First, there is nothing in the record to connect the Russellville festivities to the government's “zero tolerance” policy--except for the bare facts that Tyson Foods was a business that might be affected by such a policy and that the policy (or its revision) may have been actively under consideration by the Department of Agriculture at the time. [FN*] This coincidence does not, as Sun-Diamond requires, “prove a link” between the policy and the party. See Maj. Op. at 844 (concluding that “an awareness by a regulated entity that the USDA had been developing a new pathogen control policy” is not “definitive link” under gratuity provision). There is nothing to suggest that at the time of the Russellville weekend Tyson Foods was concerned about the policy in any specific way, much less that it invited Secretary Espy with the intent to influence the policy--whether intending to “induce” or “discourage” action on it or to “encourse [him] adhere to the status quo.” See Maj. Op. at 849. As for the safe handling labeling, the evidence the majority cites to show Tyson Foods was concerned about the policy relates to the August 1993 promulgation of emergency labeling regulations, to take effect 60 days later, and Tyson Foods' opposition to their expedited implementation. See Government Exhibits 124, 130, 131, 131A, 136, 138; Trial Tr. at 625-35, 848-52, 1095, 1273-75. There is nothing to suggest that Tyson Foods was aware of the expedition--or that it was even planned--at the time of the Russellville festivities in May 1993.

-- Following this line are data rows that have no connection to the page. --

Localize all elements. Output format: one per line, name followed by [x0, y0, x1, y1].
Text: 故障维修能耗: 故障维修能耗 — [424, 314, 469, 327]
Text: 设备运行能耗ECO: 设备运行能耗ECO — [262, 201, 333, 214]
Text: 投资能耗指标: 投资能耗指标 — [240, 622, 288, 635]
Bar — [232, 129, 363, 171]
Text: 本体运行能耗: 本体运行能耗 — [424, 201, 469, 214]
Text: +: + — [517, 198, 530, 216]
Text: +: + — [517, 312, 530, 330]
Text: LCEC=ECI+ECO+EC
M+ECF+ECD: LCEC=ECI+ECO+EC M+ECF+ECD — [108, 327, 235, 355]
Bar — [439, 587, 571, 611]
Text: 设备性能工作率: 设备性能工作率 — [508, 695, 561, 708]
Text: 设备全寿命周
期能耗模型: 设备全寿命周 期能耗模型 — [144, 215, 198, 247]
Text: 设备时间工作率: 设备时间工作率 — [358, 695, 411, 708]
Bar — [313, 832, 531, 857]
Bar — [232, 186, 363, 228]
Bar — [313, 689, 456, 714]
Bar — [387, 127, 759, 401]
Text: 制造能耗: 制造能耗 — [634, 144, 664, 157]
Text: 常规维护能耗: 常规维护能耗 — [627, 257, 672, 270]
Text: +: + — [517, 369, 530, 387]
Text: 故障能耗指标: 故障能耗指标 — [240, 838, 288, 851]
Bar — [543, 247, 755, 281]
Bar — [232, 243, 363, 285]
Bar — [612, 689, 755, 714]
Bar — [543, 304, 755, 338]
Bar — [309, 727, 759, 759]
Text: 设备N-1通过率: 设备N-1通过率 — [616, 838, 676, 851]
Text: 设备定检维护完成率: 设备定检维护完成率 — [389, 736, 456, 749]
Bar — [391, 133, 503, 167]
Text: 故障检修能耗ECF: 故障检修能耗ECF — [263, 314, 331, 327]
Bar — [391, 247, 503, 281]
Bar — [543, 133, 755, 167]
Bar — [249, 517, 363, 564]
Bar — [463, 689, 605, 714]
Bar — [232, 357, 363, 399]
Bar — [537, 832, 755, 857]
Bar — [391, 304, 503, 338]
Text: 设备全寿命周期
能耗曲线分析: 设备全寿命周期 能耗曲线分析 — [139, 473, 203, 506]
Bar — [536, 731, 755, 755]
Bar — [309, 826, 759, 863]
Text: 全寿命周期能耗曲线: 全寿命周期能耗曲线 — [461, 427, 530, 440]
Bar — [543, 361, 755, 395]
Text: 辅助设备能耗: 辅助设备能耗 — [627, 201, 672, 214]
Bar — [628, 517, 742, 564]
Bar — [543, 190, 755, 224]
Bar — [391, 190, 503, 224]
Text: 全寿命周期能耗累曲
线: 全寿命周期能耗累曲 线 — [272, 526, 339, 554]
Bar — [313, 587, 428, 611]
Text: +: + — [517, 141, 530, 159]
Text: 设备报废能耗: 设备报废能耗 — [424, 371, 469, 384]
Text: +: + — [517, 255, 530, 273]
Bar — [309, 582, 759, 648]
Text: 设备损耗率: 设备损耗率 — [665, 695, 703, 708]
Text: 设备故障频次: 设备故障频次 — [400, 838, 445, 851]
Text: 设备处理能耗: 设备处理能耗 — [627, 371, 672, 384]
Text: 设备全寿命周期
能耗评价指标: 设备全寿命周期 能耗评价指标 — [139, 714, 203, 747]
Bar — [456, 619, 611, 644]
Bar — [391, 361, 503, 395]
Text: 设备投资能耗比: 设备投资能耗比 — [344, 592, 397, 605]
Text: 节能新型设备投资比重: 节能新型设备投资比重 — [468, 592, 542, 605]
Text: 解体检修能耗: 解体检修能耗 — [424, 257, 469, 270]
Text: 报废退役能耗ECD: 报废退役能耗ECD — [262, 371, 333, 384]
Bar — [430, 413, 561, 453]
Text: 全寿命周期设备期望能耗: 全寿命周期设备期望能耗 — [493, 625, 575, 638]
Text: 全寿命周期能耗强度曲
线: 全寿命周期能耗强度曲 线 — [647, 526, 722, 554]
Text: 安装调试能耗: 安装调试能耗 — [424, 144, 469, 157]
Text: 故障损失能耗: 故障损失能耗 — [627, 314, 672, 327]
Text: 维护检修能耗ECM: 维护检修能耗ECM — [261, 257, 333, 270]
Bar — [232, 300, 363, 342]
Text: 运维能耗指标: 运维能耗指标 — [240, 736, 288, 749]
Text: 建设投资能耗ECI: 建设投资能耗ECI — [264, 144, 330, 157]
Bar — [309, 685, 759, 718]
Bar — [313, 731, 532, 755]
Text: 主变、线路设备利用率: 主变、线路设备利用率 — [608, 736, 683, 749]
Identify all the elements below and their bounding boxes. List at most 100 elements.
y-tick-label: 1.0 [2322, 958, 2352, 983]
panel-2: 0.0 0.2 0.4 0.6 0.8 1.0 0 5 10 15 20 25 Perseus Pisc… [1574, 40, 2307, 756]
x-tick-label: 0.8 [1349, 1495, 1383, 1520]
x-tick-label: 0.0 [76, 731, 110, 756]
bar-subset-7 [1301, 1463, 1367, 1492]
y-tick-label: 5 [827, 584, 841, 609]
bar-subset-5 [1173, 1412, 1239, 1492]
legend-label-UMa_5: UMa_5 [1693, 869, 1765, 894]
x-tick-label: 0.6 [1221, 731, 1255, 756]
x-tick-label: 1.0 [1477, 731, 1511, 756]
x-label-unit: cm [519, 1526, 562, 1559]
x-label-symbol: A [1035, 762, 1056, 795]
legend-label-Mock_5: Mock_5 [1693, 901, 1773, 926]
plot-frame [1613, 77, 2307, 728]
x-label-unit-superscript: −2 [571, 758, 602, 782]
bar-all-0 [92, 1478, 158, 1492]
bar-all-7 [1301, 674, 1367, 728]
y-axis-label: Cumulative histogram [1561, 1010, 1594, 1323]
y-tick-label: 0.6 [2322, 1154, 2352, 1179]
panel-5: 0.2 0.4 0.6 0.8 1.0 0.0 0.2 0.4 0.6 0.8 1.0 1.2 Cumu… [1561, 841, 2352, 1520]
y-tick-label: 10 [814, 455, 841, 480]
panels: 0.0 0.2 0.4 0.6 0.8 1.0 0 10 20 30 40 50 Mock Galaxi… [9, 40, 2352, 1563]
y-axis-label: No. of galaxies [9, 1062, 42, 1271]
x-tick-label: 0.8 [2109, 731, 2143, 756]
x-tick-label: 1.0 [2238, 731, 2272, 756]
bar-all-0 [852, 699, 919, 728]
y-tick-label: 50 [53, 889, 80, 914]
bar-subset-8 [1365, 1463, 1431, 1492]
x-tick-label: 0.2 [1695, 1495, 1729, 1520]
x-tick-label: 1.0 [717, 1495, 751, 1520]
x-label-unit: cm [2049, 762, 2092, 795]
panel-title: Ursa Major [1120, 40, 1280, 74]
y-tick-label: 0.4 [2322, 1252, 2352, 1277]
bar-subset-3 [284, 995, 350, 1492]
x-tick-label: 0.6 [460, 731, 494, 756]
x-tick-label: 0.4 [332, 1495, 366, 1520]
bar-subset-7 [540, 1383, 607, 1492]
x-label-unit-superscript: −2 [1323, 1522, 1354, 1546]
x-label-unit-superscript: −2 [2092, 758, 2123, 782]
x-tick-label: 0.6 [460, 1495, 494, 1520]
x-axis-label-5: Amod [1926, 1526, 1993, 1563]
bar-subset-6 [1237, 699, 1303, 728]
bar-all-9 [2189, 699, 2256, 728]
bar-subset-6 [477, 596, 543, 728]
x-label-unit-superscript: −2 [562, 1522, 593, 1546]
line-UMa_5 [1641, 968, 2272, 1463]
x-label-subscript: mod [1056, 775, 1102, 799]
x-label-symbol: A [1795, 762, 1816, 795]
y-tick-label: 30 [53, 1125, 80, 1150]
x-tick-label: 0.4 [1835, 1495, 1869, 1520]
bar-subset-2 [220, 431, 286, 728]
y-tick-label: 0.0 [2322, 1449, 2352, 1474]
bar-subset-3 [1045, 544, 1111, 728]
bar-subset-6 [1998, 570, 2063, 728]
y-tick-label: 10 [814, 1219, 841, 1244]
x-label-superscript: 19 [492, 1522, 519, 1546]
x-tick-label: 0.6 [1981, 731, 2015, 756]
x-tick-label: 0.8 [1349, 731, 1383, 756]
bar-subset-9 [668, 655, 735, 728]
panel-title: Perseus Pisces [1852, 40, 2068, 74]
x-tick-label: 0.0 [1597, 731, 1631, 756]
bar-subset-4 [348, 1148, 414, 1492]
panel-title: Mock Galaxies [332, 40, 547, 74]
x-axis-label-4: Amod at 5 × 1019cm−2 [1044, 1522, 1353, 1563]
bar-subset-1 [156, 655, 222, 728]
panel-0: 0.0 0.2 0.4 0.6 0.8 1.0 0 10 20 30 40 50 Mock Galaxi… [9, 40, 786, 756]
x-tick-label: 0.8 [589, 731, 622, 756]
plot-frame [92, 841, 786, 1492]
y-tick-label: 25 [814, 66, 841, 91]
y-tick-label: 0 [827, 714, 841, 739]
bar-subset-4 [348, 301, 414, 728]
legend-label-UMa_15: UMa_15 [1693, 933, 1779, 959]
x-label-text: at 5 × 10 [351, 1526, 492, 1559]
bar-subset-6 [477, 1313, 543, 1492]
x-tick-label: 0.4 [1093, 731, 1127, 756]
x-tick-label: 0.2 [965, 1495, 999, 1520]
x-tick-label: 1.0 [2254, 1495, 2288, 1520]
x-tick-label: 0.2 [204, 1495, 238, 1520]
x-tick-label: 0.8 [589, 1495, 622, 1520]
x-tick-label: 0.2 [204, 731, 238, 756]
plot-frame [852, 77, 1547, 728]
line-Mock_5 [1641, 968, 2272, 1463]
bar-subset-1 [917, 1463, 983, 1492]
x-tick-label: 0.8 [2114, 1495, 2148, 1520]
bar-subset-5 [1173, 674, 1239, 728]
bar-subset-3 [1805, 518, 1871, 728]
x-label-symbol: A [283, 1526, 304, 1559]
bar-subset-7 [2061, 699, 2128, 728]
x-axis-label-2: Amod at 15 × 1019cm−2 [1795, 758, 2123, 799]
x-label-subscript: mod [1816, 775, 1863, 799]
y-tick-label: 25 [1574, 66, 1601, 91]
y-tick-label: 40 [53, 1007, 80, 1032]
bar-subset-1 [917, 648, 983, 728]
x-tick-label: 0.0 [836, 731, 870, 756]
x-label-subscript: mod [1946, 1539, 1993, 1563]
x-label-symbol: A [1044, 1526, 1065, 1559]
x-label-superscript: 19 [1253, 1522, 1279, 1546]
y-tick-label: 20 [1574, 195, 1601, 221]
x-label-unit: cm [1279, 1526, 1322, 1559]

FN* As the majority notes, a zero tolerance policy for meat had already been adopted in February 1993. See Maj. Op. at 837, 844. To the extent the evidence shows an intent to influence a zero tolerance policy for poultry, it cannot support a violation of section 22 of the Meat Inspection Act which criminalizes only gifts to influence the discharge of a duty under the Meat Inspection Act. Poultry labeling is not a duty under the Meat Inspection Act, which governs only “meat and meat food products,” see 21 U.S.C. 602, 603, defined as “any product capable of use as human food which is made wholly or in part from any meat or other portion of the carcass of any cattle, sheep, swine, or goats,” id. 601(j) does not govern poultry.